Farther downriver, at another cascading waterfall, a crowd braved -- or, depending on preferences, basked in -- the hot sun at a daylong songfest known as RiverSing, at Slater Mill. They had their choice of entertainment on eight stages, and vendors selling everything from ceramics to jewelry to stuffed animals.

The day of events was sponsored by a coalition of the Blackstone River Watershed Council, the Friends of the Blackstone River, and the John H. Chafee Blackstone River Valley National Heritage Corridor Commission.

Standing on half of a wooden platform at the river's edge, Iwuc observed that the landing "has gotten bumped and bruised around with the last couple of rainstorms." But it will be fixed, he promised to applause. The other half of the platform was barricaded by sawhorses to keep people away from its warped deck and sagging rails.

The wear and tear was obvious at the other end of the structure. The swift current had carried debris at a good clip to a junction between a floating dock and a ladder giving access to boats. A tree trunk had jammed the spot forming a floating dam that caught further flotsam. The floating dock itself hung at an angle in the current, but was tied securely to pilings.

Kevin Klyberg, a park ranger with the Blackstone River Valley National Heritage Corridor, said he grew up on the banks of the Blackstone Canal and delighted in introducing schoolchildren to the beauty of the river.
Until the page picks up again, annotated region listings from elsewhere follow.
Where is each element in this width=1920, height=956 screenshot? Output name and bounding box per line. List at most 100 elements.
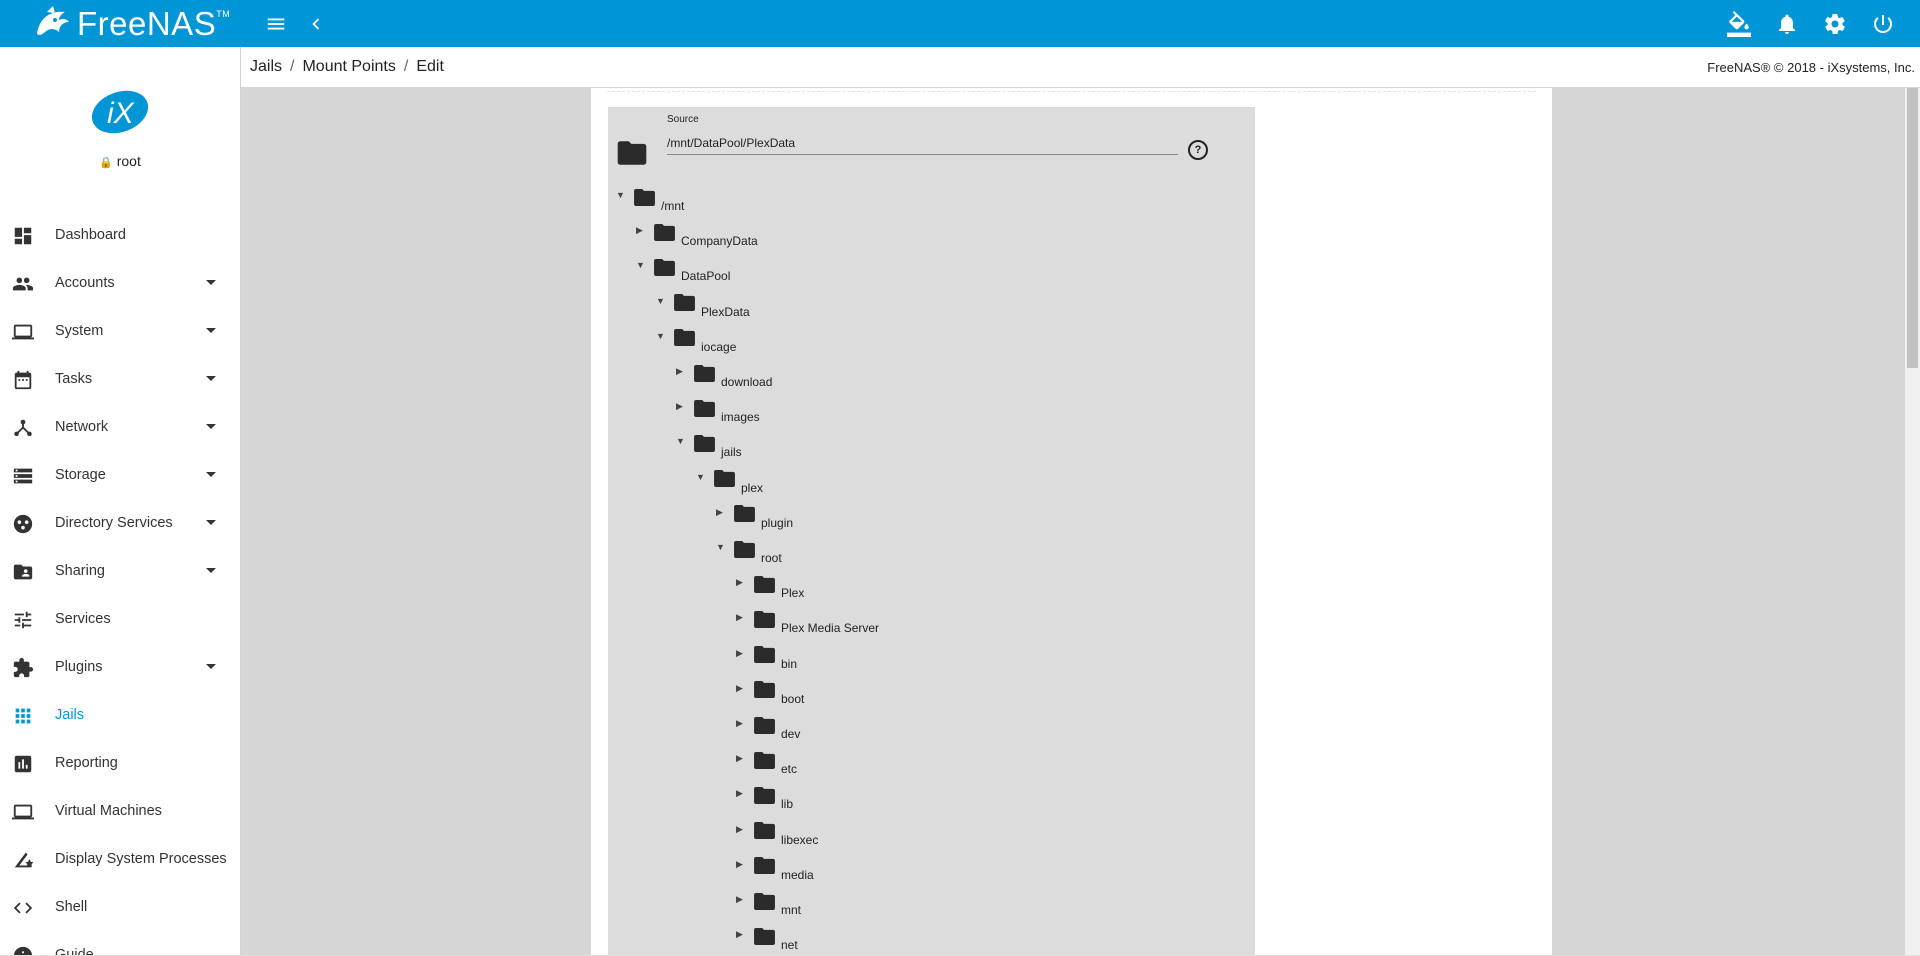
tree-node-label: /mnt — [661, 199, 685, 213]
tree-node[interactable]: ▼ jails — [676, 431, 742, 463]
sidebar-item-storage[interactable]: Storage — [0, 451, 240, 499]
folder-icon — [654, 223, 675, 241]
folder-icon[interactable] — [616, 140, 648, 166]
tree-node[interactable]: ▶ dev — [736, 713, 800, 745]
settings-button[interactable] — [1819, 8, 1851, 40]
caret-right-icon[interactable]: ▶ — [736, 753, 746, 763]
chevron-down-icon[interactable] — [206, 664, 216, 669]
breadcrumb-mount-points[interactable]: Mount Points — [302, 58, 395, 76]
sidebar-item-system[interactable]: System — [0, 307, 240, 355]
caret-right-icon[interactable]: ▶ — [736, 577, 746, 587]
tree-node[interactable]: ▶ CompanyData — [636, 220, 758, 252]
caret-down-icon[interactable]: ▼ — [636, 260, 646, 270]
caret-right-icon[interactable]: ▶ — [736, 718, 746, 728]
tree-node[interactable]: ▶ Plex Media Server — [736, 607, 879, 639]
tree-node[interactable]: ▶ Plex — [736, 572, 804, 604]
folder-icon — [674, 294, 695, 312]
chevron-down-icon[interactable] — [206, 568, 216, 573]
lock-icon: 🔒 — [99, 157, 113, 169]
tree-node[interactable]: ▶ net — [736, 924, 798, 956]
caret-right-icon[interactable]: ▶ — [736, 894, 746, 904]
caret-down-icon[interactable]: ▼ — [696, 472, 706, 482]
sidebar-item-services[interactable]: Services — [0, 595, 240, 643]
freenas-logo[interactable]: FreeNASTM — [33, 4, 230, 44]
tree-node[interactable]: ▶ boot — [736, 678, 804, 710]
mount-point-form-card: Source /mnt/DataPool/PlexData ? ▼ /mnt ▶ Co… — [591, 88, 1552, 955]
tree-node[interactable]: ▶ mnt — [736, 889, 801, 921]
sidebar-item-jails[interactable]: Jails — [0, 691, 240, 739]
chevron-down-icon[interactable] — [206, 472, 216, 477]
tree-node[interactable]: ▶ plugin — [716, 502, 793, 534]
theme-button[interactable] — [1723, 8, 1755, 40]
sidebar-item-label: Plugins — [55, 659, 103, 675]
sidebar-item-shell[interactable]: Shell — [0, 883, 240, 931]
apps-grid-icon — [15, 708, 31, 724]
power-button[interactable] — [1867, 8, 1899, 40]
sidebar-item-sharing[interactable]: Sharing — [0, 547, 240, 595]
power-icon — [1874, 15, 1892, 33]
tree-node-label: CompanyData — [681, 234, 758, 249]
menu-toggle-button[interactable] — [260, 8, 292, 40]
caret-right-icon[interactable]: ▶ — [636, 225, 646, 235]
sidebar-item-reporting[interactable]: Reporting — [0, 739, 240, 787]
tree-node[interactable]: ▼ plex — [696, 467, 763, 499]
scrollbar-thumb[interactable] — [1907, 88, 1918, 368]
svg-text:iX: iX — [107, 97, 135, 130]
tree-node-label: root — [761, 551, 782, 565]
chevron-down-icon[interactable] — [206, 328, 216, 333]
caret-right-icon[interactable]: ▶ — [716, 507, 726, 517]
help-icon[interactable]: ? — [1188, 140, 1208, 160]
caret-right-icon[interactable]: ▶ — [676, 401, 686, 411]
sidebar-item-label: Display System Processes — [55, 851, 227, 867]
source-input[interactable]: /mnt/DataPool/PlexData — [667, 136, 1178, 155]
caret-down-icon[interactable]: ▼ — [656, 296, 666, 306]
sidebar-item-network[interactable]: Network — [0, 403, 240, 451]
caret-down-icon[interactable]: ▼ — [656, 331, 666, 341]
tree-node[interactable]: ▶ bin — [736, 643, 797, 675]
chevron-down-icon[interactable] — [206, 376, 216, 381]
tree-node-label: boot — [781, 691, 805, 706]
tree-node[interactable]: ▼ root — [716, 537, 782, 569]
chevron-down-icon[interactable] — [206, 280, 216, 285]
sidebar-item-dashboard[interactable]: Dashboard — [0, 211, 240, 259]
sidebar-item-tasks[interactable]: Tasks — [0, 355, 240, 403]
caret-right-icon[interactable]: ▶ — [736, 648, 746, 658]
sidebar-item-accounts[interactable]: Accounts — [0, 259, 240, 307]
tree-node[interactable]: ▶ media — [736, 854, 814, 886]
tree-node[interactable]: ▶ download — [676, 361, 772, 393]
caret-right-icon[interactable]: ▶ — [736, 824, 746, 834]
tree-node[interactable]: ▼ iocage — [656, 326, 736, 358]
tree-node[interactable]: ▶ etc — [736, 748, 797, 780]
sidebar-item-guide[interactable]: Guide — [0, 931, 240, 955]
tree-node[interactable]: ▼ PlexData — [656, 291, 750, 323]
caret-right-icon[interactable]: ▶ — [736, 929, 746, 939]
breadcrumb-jails[interactable]: Jails — [250, 58, 282, 76]
tree-node-label: jails — [721, 445, 742, 460]
caret-down-icon[interactable]: ▼ — [676, 436, 686, 446]
tree-node[interactable]: ▶ libexec — [736, 819, 818, 851]
caret-right-icon[interactable]: ▶ — [736, 612, 746, 622]
folder-icon — [754, 822, 775, 840]
sidebar-item-label: Network — [55, 419, 109, 435]
notifications-button[interactable] — [1771, 8, 1803, 40]
breadcrumb-separator: / — [290, 58, 295, 75]
sidebar-item-display-system-processes[interactable]: Display System Processes — [0, 835, 240, 883]
sidebar-item-plugins[interactable]: Plugins — [0, 643, 240, 691]
caret-right-icon[interactable]: ▶ — [676, 366, 686, 376]
tree-node[interactable]: ▶ lib — [736, 783, 793, 815]
caret-right-icon[interactable]: ▶ — [736, 683, 746, 693]
tree-node[interactable]: ▶ images — [676, 396, 760, 428]
sidebar-item-virtual-machines[interactable]: Virtual Machines — [0, 787, 240, 835]
tree-node-label: plugin — [761, 515, 794, 530]
caret-down-icon[interactable]: ▼ — [616, 190, 626, 200]
gear-icon — [1825, 13, 1845, 34]
sidebar-item-directory-services[interactable]: Directory Services — [0, 499, 240, 547]
caret-right-icon[interactable]: ▶ — [736, 788, 746, 798]
caret-right-icon[interactable]: ▶ — [736, 859, 746, 869]
caret-down-icon[interactable]: ▼ — [716, 542, 726, 552]
chevron-down-icon[interactable] — [206, 520, 216, 525]
collapse-sidebar-button[interactable] — [300, 8, 332, 40]
chevron-down-icon[interactable] — [206, 424, 216, 429]
tree-node[interactable]: ▼ DataPool — [636, 255, 730, 287]
tree-node[interactable]: ▼ /mnt — [616, 185, 684, 217]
The river began as a source of food and then transportation for Native Americans, Klyberg said. Then for two centuries "it took a beating as a sewer system for the mills."

He said a constant cleanup campaign has brought back several species of fish and birds. Even a deer was seen "just the other day" not far from where the celebration was taking place, he said. "People no longer treat it as a sewer," he said.

Over in a shaded corner, four men sat at picnic tables tying trout flies, members of the United Fly Tyers of Rhode Island, one of the sponsoring organizations.

John McCall, of West Greenwich, said the group often gives demonstrations, devoting half its time to freshwater flies, the other to saltwater.

Bluefish and striped bass are currently the likely willing consumers of saltwater flies, McCall said. Later in the summer bonita and false albacore move in offshore. After that come the bluefin tuna.

Bluefin tuna on a fly rod?

"Once they get above 30 pounds it's usually not doable on a fly rod," he said dryly.

As the members worked away on their specialized vises with a rainbow of colored threads and a variety of hair and other fuzzy armaments, McCall picked up a piece of deerhide complete with deer hair.

Whitetail deer, he said, are native to Rhode Island. He had created a handful of bucktail streamer flies, which he said he could knock out in about five minutes and which imitate a sand eel, a small baitfish in saltwater.

Fly-tyer Mike Maddelona, of Hope, said the Blackstone now is home to a growing variety of fish such as bass, crappie, sunfish and pickerel, in addition to state-stocked brown trout.

"The river has come a long way since the state started stocking 10 years ago," he said.

Are the fish good eating?

The tyers professed to be "catch and release" fishermen.

"I would think long and hard about eating fish from this river," McCall added.